I tried not to have too many preconceptions before coming to Afghanistan, but this was difficult considering the news tends to focus on the poverty there, the instability of the country, or how many British soldiers have been casualties of insurgent actions.
However, when I spoke to anyone who had actually spent time in Afghanistan, they prepared me for the very different picture which emerged when I arrived. There is a vibrancy there that I have not experienced anywhere else, and Afghans break so readily into smiles that it is contagious.
I experienced an earthquake and heard explosions in the distance, but I also attended the opening of a cultural centre, visited Kabul’s old city, travelled to a trade fair with students preparing to showcase their work, got involved in the set up and running of an arts and crafts exhibition, hiked in the hills and valleys surrounding Istalif and, most importantly, spent time with the jewellery and gem-cutting students at the Turquoise Mountain Institute.
I watched students doing intricate Nuristani woodcarving, the elaborate Islamic patterns in traditional calligraphy styles, saw them cutting and faceting lapis on traditional gem-cutting machinery, and fabricating elaborate Turkoman style jewellery.
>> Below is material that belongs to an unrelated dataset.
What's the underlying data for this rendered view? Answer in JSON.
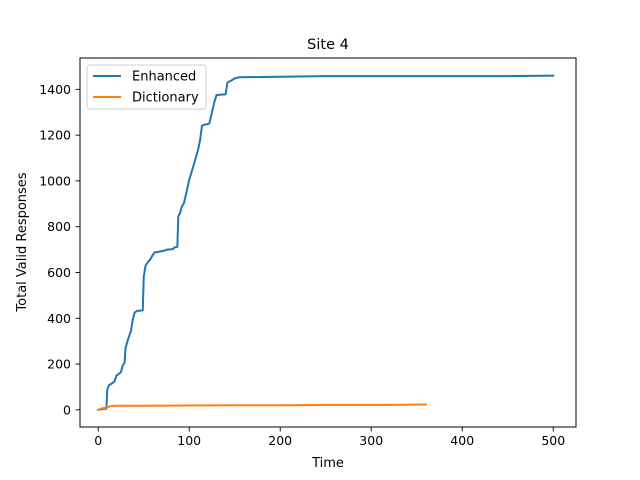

I was truly blown away by the level of craftsmanship that I witnessed in my time in Kabul. It was great to experience different approaches to craft practices, and students and staff took a keen interest in my approach to working and my perspective of the design process. The students told me how much they enjoyed the design workshops, and I felt that it really gave them the opportunity to let their creativity flourish.
I am so grateful to the British Council and Turquoise Mountain for my time at the Institute for Afghan Arts and Architecture. Not only was it a fascinating insight into the rejuvenation of a strong historical arts and crafts tradition in Afghanistan, but it enabled me to meet some individuals who are truly committed to their craft.